For many members of military families, social media serve as a lifeline, connecting them to various supportive communities to help them cope with their specific strains and stresses. So, in conjunction with the Department of Veterans Affairs and the nonprofit organization Blue Star Families, Facebook has unveiled a literal lifeline within the site, with informational and response tools customized for service members and their families.
In a recent survey of 4,000 military families, Blue Star Families discovered that more than 90% of those who responded reported some type of use of Facebook, and 86% of them said they were on the social networking site daily.
The survey also highlighted that the percentage of military family members who have pondered suicide is nearly equal to that of service members with suicidal thoughts.
Facebook already provides suicide-prevention services. Friends on Facebook can already report suicidal content by using the “Report Suicidal Content” link, which triggers an email to the poster, providing that person a note with information from the National Suicide Prevention Lifeline.

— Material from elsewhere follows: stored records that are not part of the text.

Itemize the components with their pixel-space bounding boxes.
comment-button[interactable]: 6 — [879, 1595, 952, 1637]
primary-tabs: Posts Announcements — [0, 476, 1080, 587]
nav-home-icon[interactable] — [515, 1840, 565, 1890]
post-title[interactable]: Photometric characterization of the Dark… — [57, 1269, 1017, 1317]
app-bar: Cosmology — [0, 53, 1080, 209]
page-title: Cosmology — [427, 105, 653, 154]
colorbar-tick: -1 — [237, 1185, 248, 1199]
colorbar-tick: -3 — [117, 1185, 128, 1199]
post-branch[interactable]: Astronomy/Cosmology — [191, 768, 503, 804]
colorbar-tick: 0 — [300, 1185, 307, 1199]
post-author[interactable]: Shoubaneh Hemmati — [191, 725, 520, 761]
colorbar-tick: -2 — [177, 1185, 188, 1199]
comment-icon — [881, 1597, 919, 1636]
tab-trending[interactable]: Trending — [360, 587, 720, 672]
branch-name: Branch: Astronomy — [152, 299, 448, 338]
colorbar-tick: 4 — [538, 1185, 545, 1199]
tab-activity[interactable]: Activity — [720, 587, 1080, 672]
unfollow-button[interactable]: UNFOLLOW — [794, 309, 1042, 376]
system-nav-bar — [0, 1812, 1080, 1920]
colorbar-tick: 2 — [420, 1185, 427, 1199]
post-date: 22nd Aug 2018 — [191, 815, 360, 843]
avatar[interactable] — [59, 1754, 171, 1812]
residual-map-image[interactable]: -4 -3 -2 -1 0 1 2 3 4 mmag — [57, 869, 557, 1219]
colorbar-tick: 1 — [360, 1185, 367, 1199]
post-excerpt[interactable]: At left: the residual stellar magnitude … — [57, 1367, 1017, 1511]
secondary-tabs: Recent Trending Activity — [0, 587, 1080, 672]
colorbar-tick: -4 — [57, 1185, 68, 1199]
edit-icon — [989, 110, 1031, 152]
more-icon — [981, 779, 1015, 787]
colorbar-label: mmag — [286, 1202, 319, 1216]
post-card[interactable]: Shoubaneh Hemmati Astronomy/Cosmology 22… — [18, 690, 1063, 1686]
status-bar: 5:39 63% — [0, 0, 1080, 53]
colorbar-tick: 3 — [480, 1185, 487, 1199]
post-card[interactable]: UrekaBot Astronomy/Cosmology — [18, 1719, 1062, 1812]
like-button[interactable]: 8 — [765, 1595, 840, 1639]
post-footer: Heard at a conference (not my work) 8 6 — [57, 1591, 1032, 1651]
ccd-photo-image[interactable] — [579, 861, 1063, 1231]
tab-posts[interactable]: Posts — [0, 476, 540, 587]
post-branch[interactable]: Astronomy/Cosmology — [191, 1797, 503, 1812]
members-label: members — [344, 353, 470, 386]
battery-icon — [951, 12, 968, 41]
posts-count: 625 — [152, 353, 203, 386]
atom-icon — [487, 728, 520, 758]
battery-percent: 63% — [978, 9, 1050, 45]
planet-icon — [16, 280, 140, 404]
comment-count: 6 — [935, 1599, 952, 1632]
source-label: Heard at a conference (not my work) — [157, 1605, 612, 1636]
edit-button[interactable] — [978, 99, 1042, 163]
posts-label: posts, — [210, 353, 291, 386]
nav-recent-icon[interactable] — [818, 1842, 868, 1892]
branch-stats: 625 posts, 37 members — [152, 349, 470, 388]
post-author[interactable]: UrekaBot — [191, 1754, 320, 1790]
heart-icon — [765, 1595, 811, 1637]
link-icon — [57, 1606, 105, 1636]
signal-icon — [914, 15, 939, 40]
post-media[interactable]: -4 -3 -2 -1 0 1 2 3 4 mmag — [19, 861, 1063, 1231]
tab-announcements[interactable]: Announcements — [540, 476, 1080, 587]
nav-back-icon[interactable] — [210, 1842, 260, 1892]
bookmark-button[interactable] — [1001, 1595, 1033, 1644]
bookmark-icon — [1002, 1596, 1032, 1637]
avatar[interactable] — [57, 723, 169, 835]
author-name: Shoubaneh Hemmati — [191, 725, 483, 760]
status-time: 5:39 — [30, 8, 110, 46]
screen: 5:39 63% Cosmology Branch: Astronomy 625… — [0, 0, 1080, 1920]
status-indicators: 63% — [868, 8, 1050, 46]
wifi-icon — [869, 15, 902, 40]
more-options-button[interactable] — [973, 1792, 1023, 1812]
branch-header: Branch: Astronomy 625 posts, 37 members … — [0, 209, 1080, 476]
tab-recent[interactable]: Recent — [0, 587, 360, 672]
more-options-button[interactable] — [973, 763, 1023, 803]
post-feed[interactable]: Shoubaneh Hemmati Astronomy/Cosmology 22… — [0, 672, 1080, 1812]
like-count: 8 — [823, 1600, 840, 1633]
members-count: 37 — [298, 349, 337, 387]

The form also urges users who have encountered a direct threat of suicide on Facebook to immediately contact law enforcement or a suicide hotline.

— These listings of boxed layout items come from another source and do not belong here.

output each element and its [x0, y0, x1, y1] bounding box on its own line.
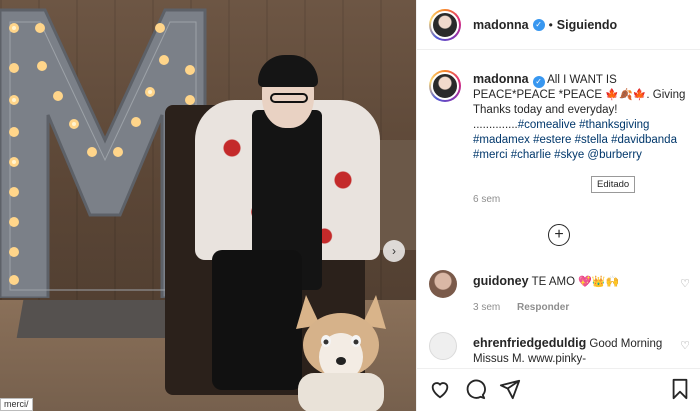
carousel-next-button[interactable]: › — [383, 240, 405, 262]
follow-status-button[interactable]: Siguiendo — [557, 18, 617, 32]
post-photo[interactable]: › merci/ — [0, 0, 416, 411]
mention-link[interactable]: @burberry — [587, 149, 642, 161]
heart-icon[interactable] — [429, 378, 451, 400]
author-avatar[interactable] — [429, 8, 461, 41]
post-timestamp: 6 sem — [473, 194, 501, 205]
glasses — [270, 93, 308, 103]
husky-dog — [296, 295, 386, 411]
instagram-post-viewer: › merci/ madonna ✓ • Siguiendo madonna ✓ … — [0, 0, 700, 411]
reply-button[interactable]: Responder — [517, 302, 569, 313]
caption-emojis: 🍁🍂🍁 — [605, 89, 647, 101]
commenter-username[interactable]: ehrenfriedgeduldig — [473, 336, 586, 350]
comment-meta: 3 sem Responder — [473, 302, 583, 313]
comment-body: TE AMO — [531, 276, 576, 288]
author-username[interactable]: madonna — [473, 18, 529, 32]
comment-time: 3 sem — [473, 302, 501, 313]
comment-text: guidoney TE AMO 💖👑🙌 — [473, 274, 673, 290]
hashtags-line-2[interactable]: #madamex #estere #stella — [473, 134, 608, 146]
comment-like-heart-icon[interactable]: ♡ — [679, 278, 691, 290]
comment-text: ehrenfriedgeduldig Good Morning Missus M… — [473, 336, 673, 367]
comment-icon[interactable] — [464, 378, 486, 400]
verified-badge-icon: ✓ — [532, 76, 545, 88]
comment-emojis: 💖👑🙌 — [578, 276, 620, 288]
path-label: merci/ — [0, 398, 33, 411]
load-more-comments-button[interactable]: + — [548, 224, 570, 246]
post-side-panel: madonna ✓ • Siguiendo madonna ✓ All I WAN… — [416, 0, 700, 411]
caption-avatar[interactable] — [429, 70, 461, 102]
separator-dot: • — [548, 17, 553, 32]
bookmark-icon[interactable] — [669, 378, 691, 400]
edited-tooltip: Editado — [591, 176, 636, 193]
chevron-right-icon: › — [392, 244, 396, 258]
share-icon[interactable] — [499, 378, 521, 400]
commenter-avatar[interactable] — [429, 270, 457, 298]
post-action-bar — [417, 368, 700, 411]
hashtags-line-1[interactable]: #comealive #thanksgiving — [518, 119, 650, 131]
caption-username[interactable]: madonna — [473, 72, 529, 86]
commenter-avatar[interactable] — [429, 332, 457, 360]
caption-body: madonna ✓ All I WANT IS PEACE*PEACE *PEAC… — [473, 72, 695, 163]
plus-circle-icon: + — [554, 226, 564, 243]
post-header: madonna ✓ • Siguiendo — [417, 0, 700, 50]
verified-badge-icon: ✓ — [532, 18, 545, 31]
comment-like-heart-icon[interactable]: ♡ — [679, 340, 691, 352]
commenter-username[interactable]: guidoney — [473, 274, 529, 288]
header-names: madonna ✓ • Siguiendo — [473, 18, 617, 32]
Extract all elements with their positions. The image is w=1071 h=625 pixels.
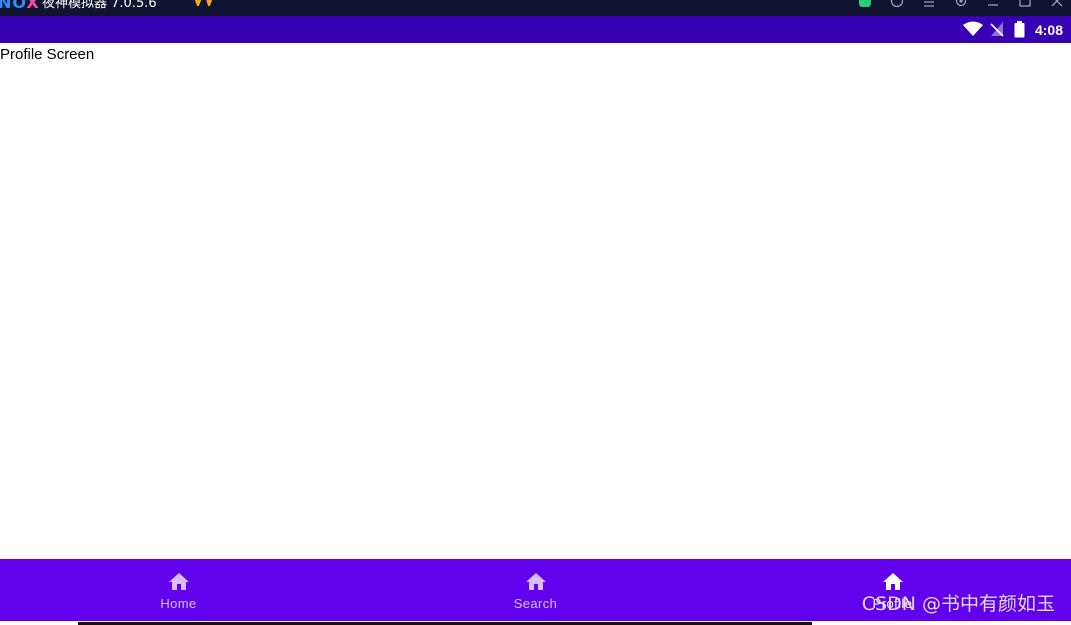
emulator-bottom-strip xyxy=(0,621,1071,625)
nox-logo: NOX xyxy=(0,0,40,12)
close-icon[interactable] xyxy=(1050,0,1064,8)
emulator-title: 夜神模拟器 7.0.5.6 xyxy=(42,0,157,11)
settings-icon[interactable] xyxy=(954,0,968,8)
screen-title: Profile Screen xyxy=(0,46,95,63)
minimize-icon[interactable] xyxy=(986,0,1000,8)
maximize-icon[interactable] xyxy=(1018,0,1032,8)
home-icon xyxy=(525,573,546,590)
status-clock: 4:08 xyxy=(1034,22,1063,38)
promo-badge-icon[interactable] xyxy=(193,0,215,6)
home-icon xyxy=(882,573,903,590)
nav-item-home[interactable]: Home xyxy=(0,559,357,621)
emulator-titlebar: NOX 夜神模拟器 7.0.5.6 xyxy=(0,0,1071,16)
watermark: CSDN @书中有颜如玉 xyxy=(861,593,1055,615)
nav-label-search: Search xyxy=(513,596,558,611)
feedback-icon[interactable] xyxy=(890,0,904,8)
home-icon xyxy=(168,573,189,590)
battery-icon xyxy=(1014,21,1025,38)
app-store-icon[interactable] xyxy=(858,0,872,8)
nav-item-search[interactable]: Search xyxy=(357,559,714,621)
nav-label-home: Home xyxy=(160,596,197,611)
no-signal-icon xyxy=(990,22,1004,37)
menu-icon[interactable] xyxy=(922,0,936,8)
emulator-window: NOX 夜神模拟器 7.0.5.6 4:08 Profile Screen Ho… xyxy=(0,0,1071,625)
wifi-icon xyxy=(963,21,983,36)
status-bar: 4:08 xyxy=(0,16,1071,43)
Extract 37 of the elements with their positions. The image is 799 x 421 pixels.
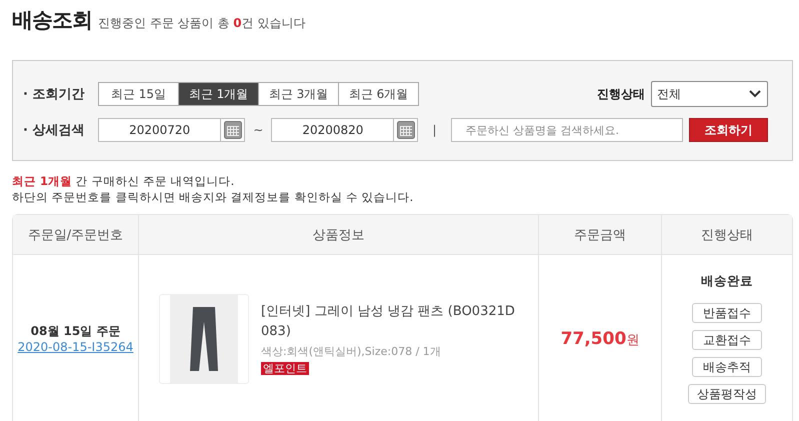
date-separator: ~ bbox=[253, 123, 264, 137]
pants-drawing bbox=[190, 306, 218, 372]
detail-search-label: · 상세검색 bbox=[23, 122, 86, 139]
order-date: 08월 15일 주문 bbox=[30, 323, 120, 340]
status-label: 진행상태 bbox=[597, 86, 645, 102]
column-header: 주문금액 bbox=[538, 215, 661, 255]
notice-text: 하단의 주문번호를 클릭하시면 배송지와 결제정보를 확인하실 수 있습니다. bbox=[12, 189, 414, 205]
action-button[interactable]: 반품접수 bbox=[692, 303, 762, 323]
search-field[interactable]: 주문하신 상품명을 검색하세요. bbox=[450, 118, 683, 142]
page-title: 배송조회 bbox=[12, 7, 92, 34]
column-header: 상품정보 bbox=[138, 215, 538, 255]
period-tab[interactable]: 최근 6개월 bbox=[338, 82, 419, 106]
action-button[interactable]: 상품평작성 bbox=[688, 384, 766, 404]
period-tab[interactable]: 최근 3개월 bbox=[258, 82, 339, 106]
product-option: 색상:회색(앤틱실버),Size:078 / 1개 bbox=[261, 344, 441, 359]
search-button[interactable]: 조회하기 bbox=[688, 118, 768, 142]
product-name[interactable]: [인터넷] 그레이 남성 냉감 팬츠 (BO0321D083) bbox=[261, 302, 521, 342]
order-number-link[interactable]: 2020-08-15-I35264 bbox=[18, 340, 134, 354]
notice-text: 최근 1개월 간 구매하신 주문 내역입니다. bbox=[12, 173, 236, 189]
calendar-icon bbox=[224, 121, 242, 139]
calendar-icon bbox=[396, 121, 415, 139]
date-to-field[interactable]: 20200820 bbox=[271, 118, 418, 142]
column-header: 진행상태 bbox=[661, 215, 792, 255]
order-status: 배송완료 bbox=[701, 273, 753, 290]
point-tag: 엘포인트 bbox=[261, 362, 309, 375]
column-header: 주문일/주문번호 bbox=[13, 215, 138, 255]
order-price: 77,500원 bbox=[560, 328, 640, 348]
divider-mark: | bbox=[432, 123, 437, 137]
chevron-down-icon bbox=[749, 90, 761, 98]
action-button[interactable]: 배송추적 bbox=[692, 357, 762, 377]
status-select[interactable]: 전체 bbox=[651, 81, 768, 107]
period-tab[interactable]: 최근 1개월 bbox=[178, 82, 259, 106]
order-summary: 진행중인 주문 상품이 총 0건 있습니다 bbox=[98, 15, 306, 32]
period-tab[interactable]: 최근 15일 bbox=[98, 82, 179, 106]
action-button[interactable]: 교환접수 bbox=[692, 330, 762, 350]
period-label: · 조회기간 bbox=[23, 86, 86, 103]
date-from-field[interactable]: 20200720 bbox=[98, 118, 246, 142]
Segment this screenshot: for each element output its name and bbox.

Now, Facebook has engineered a customized offering so that those connected to veterans, active-duty service members and military family members will get specific information about crisis services tailored to the military, including the Veterans Crisis Line, which can respond over the phone, in an online chat or in a text message.
The Suicide Prevention Lifeline reports that nearly 100 Americans die by suicide every day, and that in the last year, more than 8 million Americans 18 or older had thought seriously about suicide.